The point of this diagram is show how FAST search is scaled, and scaling the index and query nodes are the most common. Here are some basic rules you should know right off the bat:

  • When there are more Index Columns – more content volume can be managed and better search performance can be realized.
  • When there are more Index Rows – there is better fault tolerance as there is a primary Indexing node and back-ups. Should the primary fail; the back-up will kick in.
  • Adding more Search Columns – will provide better search performance against a large volume of content.
  • Adding more Search Rows – will provide not just fault tolerance but also better performance as queries can be load-balanced across the search rows.

The information you just learned will help you understand how many servers of FAST you may potentially need.
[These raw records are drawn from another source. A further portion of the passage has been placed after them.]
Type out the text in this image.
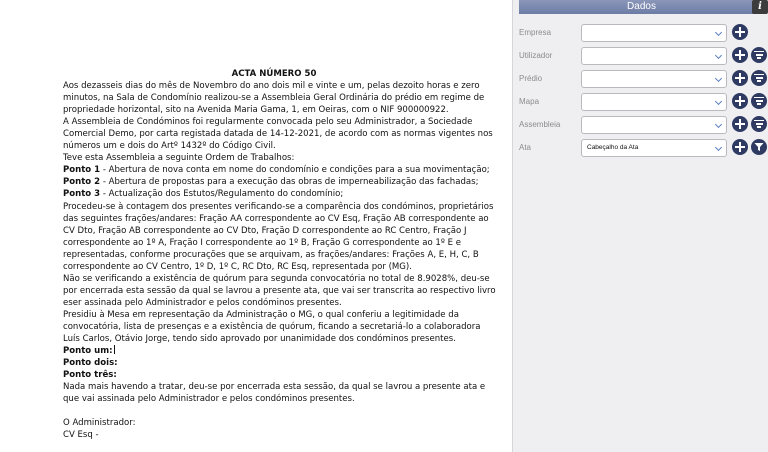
ACTA NÚMERO 50
Aos dezasseis dias do mês de Novembro do ano dois mil e vinte e um, pelas dezoito horas e zero
minutos, na Sala de Condomínio realizou-se a Assembleia Geral Ordinária do prédio em regime de
propriedade horizontal, sito na Avenida Maria Gama, 1, em Oeiras, com o NIF 900000922.
A Assembleia de Condóminos foi regularmente convocada pelo seu Administrador, a Sociedade
Comercial Demo, por carta registada datada de 14-12-2021, de acordo com as normas vigentes nos
números um e dois do Artº 1432º do Código Civil.
Teve esta Assembleia a seguinte Ordem de Trabalhos:
Ponto 1 - Abertura de nova conta em nome do condomínio e condições para a sua movimentação;
Ponto 2 - Abertura de propostas para a execução das obras de imperneabilização das fachadas;
Ponto 3 - Actualização dos Estutos/Regulamento do condomínio;
Procedeu-se à contagem dos presentes verificando-se a comparência dos condóminos, proprietários
das seguintes frações/andares: Fração AA correspondente ao CV Esq, Fração AB correspondente ao
CV Dto, Fração AB correspondente ao CV Dto, Fração D correspondente ao RC Centro, Fração J
correspondente ao 1º A, Fração I correspondente ao 1º B, Fração G correspondente ao 1º E e
representadas, conforme procurações que se arquivam, as frações/andares: Frações A, E, H, C, B
correspondente ao CV Centro, 1º D, 1º C, RC Dto, RC Esq, representada por (MG).
Não se verificando a existência de quórum para segunda convocatória no total de 8.9028%, deu-se
por encerrada esta sessão da qual se lavrou a presente ata, que vai ser transcrita ao respectivo livro
eser assinada pelo Administrador e pelos condóminos presentes.
Presidiu à Mesa em representação da Administração o MG, o qual conferiu a legitimidade da
convocatória, lista de presenças e a existência de quórum, ficando a secretariá-lo a colaboradora
Luís Carlos, Otávio Jorge, tendo sido aprovado por unanimidade dos condóminos presentes.
Ponto um:
Ponto dois:
Ponto três:
Nada mais havendo a tratar, deu-se por encerrada esta sessão, da qual se lavrou a presente ata e
que vai assinada pelo Administrador e pelos condóminos presentes.
O Administrador:
CV Esq -
Dados	i
Empresa
Utilizador
Prédio
Mapa
Assembleia
Ata	Cabeçalho da Ata
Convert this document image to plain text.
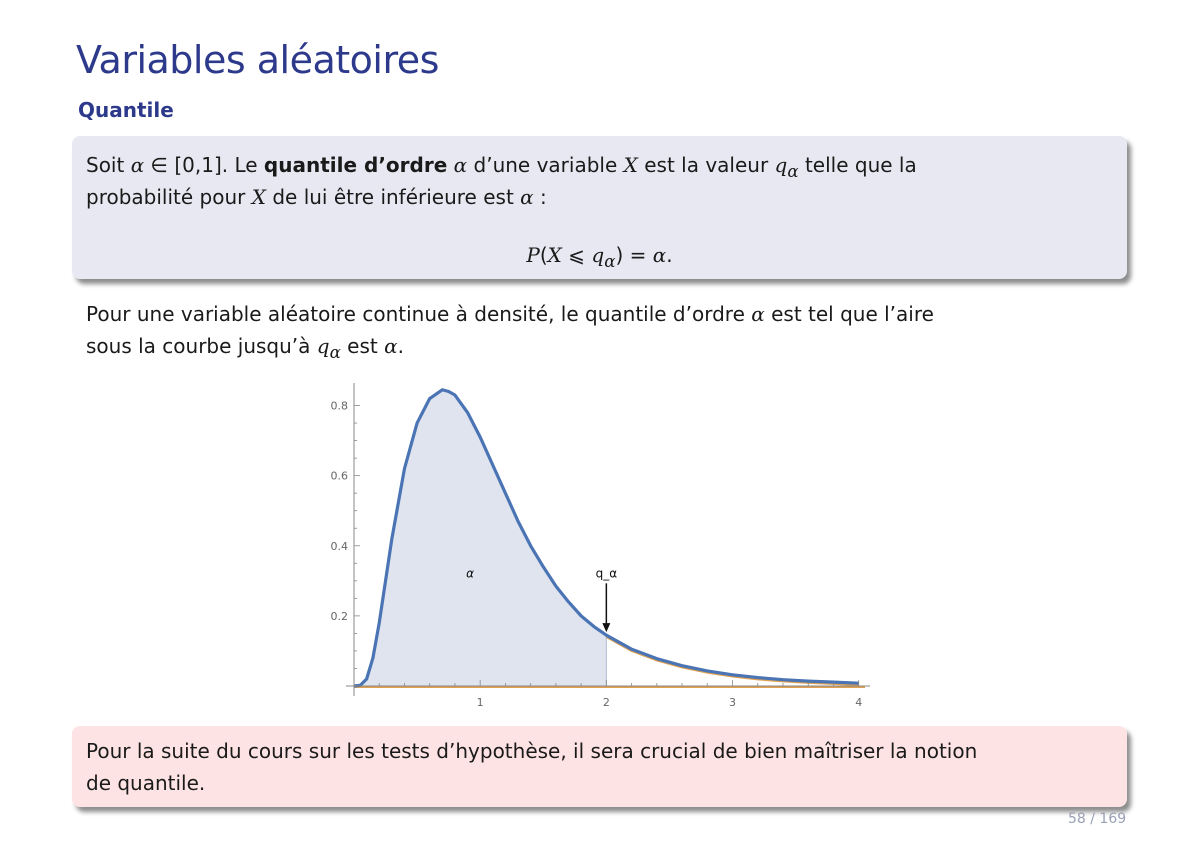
Variables aléatoires
Quantile
Soit α ∈ [0,1]. Le quantile d’ordre α d’une variable X est la valeur $q_\alpha$ telle que la
probabilité pour X de lui être inférieure est α :
P(X ⩽ $q_\alpha) = \alpha$.

Pour une variable aléatoire continue à densité, le quantile d’ordre α est tel que l’aire

sous la courbe jusqu’à $q_\alpha$ est α.

1	2	3	4
0.2
0.4
0.6
0.8
α	q_α
Pour la suite du cours sur les tests d’hypothèse, il sera crucial de bien maîtriser la notion
de quantile.
58 / 169
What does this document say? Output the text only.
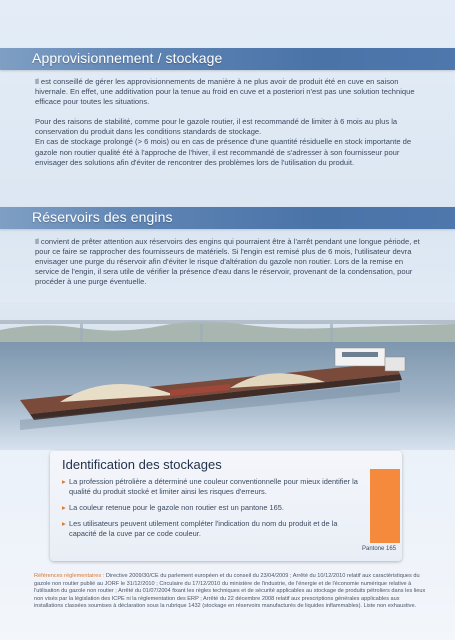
Approvisionnement / stockage

Il est conseillé de gérer les approvisionnements de manière à ne plus avoir de produit été en cuve en saison hivernale. En effet, une additivation pour la tenue au froid en cuve et a posteriori n'est pas une solution technique efficace pour toutes les situations.

Pour des raisons de stabilité, comme pour le gazole routier, il est recommandé de limiter à 6 mois au plus la conservation du produit dans les conditions standards de stockage.

En cas de stockage prolongé (> 6 mois) ou en cas de présence d'une quantité résiduelle en stock importante de gazole non routier qualité été à l'approche de l'hiver, il est recommandé de s'adresser à son fournisseur pour envisager des solutions afin d'éviter de rencontrer des problèmes lors de l'utilisation du produit.

Réservoirs des engins

Il convient de prêter attention aux réservoirs des engins qui pourraient être à l'arrêt pendant une longue période, et pour ce faire se rapprocher des fournisseurs de matériels. Si l'engin est remisé plus de 6 mois, l'utilisateur devra envisager une purge du réservoir afin d'éviter le risque d'altération du gazole non routier. Lors de la remise en service de l'engin, il sera utile de vérifier la présence d'eau dans le réservoir, provenant de la condensation, pour procéder à une purge éventuelle.

Identification des stockages
▸ La profession pétrolière a déterminé une couleur conventionnelle pour mieux identifier la qualité du produit stocké et limiter ainsi les risques d'erreurs.
▸ La couleur retenue pour le gazole non routier est un pantone 165.
▸ Les utilisateurs peuvent utilement compléter l'indication du nom du produit et de la capacité de la cuve par ce code couleur.
Pantone 165
Références réglementaires : Directive 2009/30/CE du parlement européen et du conseil du 23/04/2009 ; Arrêté du 10/12/2010 relatif aux caractéristiques du gazole non routier publié au JORF le 31/12/2010 ; Circulaire du 17/12/2010 du ministère de l'industrie, de l'énergie et de l'économie numérique relative à l'utilisation du gazole non routier ; Arrêté du 01/07/2004 fixant les règles techniques et de sécurité applicables au stockage de produits pétroliers dans les lieux non visés par la législation des ICPE ni la réglementation des ERP ; Arrêté du 22 décembre 2008 relatif aux prescriptions générales applicables aux installations classées soumises à déclaration sous la rubrique 1432 (stockage en réservoirs manufacturés de liquides inflammables). Liste non exhaustive.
Now I know the next question you may be asking is “when do I need to add a new index column”? Well the guidance that I found is depends as I have talked with FAST folks and say 10 to 25 million items can be managed per index column. Drivers of how many columns are based on this such as:

  • How much data is being consumed?
  • How often is data fed?
  • How quickly does the data need to be made available?
  • How many concurrent queries will be made by users?
  • Etc.

Now the Indexing and Query Matching components are not the only components can be scaled. Pretty much every component, with exception of Administration, can be scaled:

  • FAST Indexing Connectors – Multiple indexing connectors can be added to better supporting feeding of JDBC and Lotus Notes data.
  • Item Processing – The Document Processing Pipeline I referred to earlier can be scaled. You will want to add more item processors to support the rate at which content is fed into FAST. This is important if you are trying to reduce index latency which is the amount time it takes to make content searchable in the index.
  • Content Distributor – I earlier mentioned this as part of the Item Processing component. Adding multiple Content Distributors will add fault tolerance but there were only ever be one primary.
  • Query Processing – If you recall this is the component that does the pre and post processing around making a call to the Query Matching nodes(s). More Query Processing components can be added to better support queries per second and to provide fault tolerance.
  • Web Link Analysis – Can have multiple instances added to reduce the amount of time needed to complete the analysis.

Hopefully this has provided you a good introduction into how FAST for SharePoint 2010 can be scaled.